- Shurdington Location within Gloucestershire
- Population: 1,936 (2011)
- District: Tewkesbury;
- Shire county: Gloucestershire;
- Region: South West;
- Country: England
- Sovereign state: United Kingdom
- Post town: CHELTENHAM
- Postcode district: GL51
- Dialling code: 01452
- Police: Gloucestershire
- Fire: Gloucestershire
- Ambulance: South Western
- UK Parliament: North Cotswolds;

= Shurdington =

Village in Gloucestershire, England

Shurdington is a village near Cheltenham in Gloucestershire, England. The area constitutes a civil parish within the Borough of Tewkesbury. It is located south of Cheltenham on the A46. The population at the 2011 census was 1,936.
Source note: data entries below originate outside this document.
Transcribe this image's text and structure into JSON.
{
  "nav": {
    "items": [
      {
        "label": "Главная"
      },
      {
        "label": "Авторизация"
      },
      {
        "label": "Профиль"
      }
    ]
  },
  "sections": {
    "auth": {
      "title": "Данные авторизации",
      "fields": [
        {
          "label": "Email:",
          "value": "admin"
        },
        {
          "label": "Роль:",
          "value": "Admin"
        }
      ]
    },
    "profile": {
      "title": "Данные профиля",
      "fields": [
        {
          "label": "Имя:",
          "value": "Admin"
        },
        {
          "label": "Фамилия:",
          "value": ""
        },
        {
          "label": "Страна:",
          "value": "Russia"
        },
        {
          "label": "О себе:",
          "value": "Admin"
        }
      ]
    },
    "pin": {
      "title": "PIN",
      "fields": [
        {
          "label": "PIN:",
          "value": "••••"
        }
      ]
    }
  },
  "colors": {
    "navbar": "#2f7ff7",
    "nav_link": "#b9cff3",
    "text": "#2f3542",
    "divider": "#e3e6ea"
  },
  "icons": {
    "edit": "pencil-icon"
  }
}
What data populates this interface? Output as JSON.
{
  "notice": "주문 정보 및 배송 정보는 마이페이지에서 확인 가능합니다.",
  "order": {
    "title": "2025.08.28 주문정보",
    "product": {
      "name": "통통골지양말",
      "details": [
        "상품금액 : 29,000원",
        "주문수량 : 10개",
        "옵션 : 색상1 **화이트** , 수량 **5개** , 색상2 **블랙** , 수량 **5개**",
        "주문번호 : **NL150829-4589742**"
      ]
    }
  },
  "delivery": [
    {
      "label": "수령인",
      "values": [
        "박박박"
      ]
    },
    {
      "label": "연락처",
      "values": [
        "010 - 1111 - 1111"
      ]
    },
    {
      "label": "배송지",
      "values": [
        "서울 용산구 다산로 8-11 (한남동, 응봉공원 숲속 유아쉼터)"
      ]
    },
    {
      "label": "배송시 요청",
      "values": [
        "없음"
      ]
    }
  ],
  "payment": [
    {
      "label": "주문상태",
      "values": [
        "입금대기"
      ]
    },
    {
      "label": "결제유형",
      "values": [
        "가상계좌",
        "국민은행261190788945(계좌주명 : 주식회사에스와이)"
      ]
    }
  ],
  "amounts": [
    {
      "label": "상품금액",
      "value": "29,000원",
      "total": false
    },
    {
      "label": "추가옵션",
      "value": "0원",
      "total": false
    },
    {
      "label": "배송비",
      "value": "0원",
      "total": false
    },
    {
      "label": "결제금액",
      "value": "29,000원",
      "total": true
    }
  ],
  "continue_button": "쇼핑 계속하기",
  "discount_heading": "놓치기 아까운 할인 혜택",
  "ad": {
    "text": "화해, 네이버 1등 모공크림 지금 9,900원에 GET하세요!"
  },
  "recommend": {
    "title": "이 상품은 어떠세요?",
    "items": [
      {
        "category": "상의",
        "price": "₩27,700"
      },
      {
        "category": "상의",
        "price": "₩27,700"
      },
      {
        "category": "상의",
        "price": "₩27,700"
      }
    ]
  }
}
Shurdington has an 11th-century church (St. Paul's), a modern Community Centre (completed 1998) containing the Century Hall, Millennium Hall and Sobey Suite; a Primary School, a post office and general store, a cafe and hairdresser (Beauty and the Teacup). There are two public houses: the Bell Inn and The Cheese Rollers. The latter is named for the annual cheese rolling event which takes place at nearby Cooper's Hill.

==Governance==
An electoral ward in the same name exists. The area of this ward and the population are identical to that of the parish.

==Sports and recreation==

Local community organisations include the 15th Cheltenham (Shurdington) Scout Group, the Cricket Club, and a Women's Institute.

Shurdington has one of the 471 King George's Fields as its recreation ground.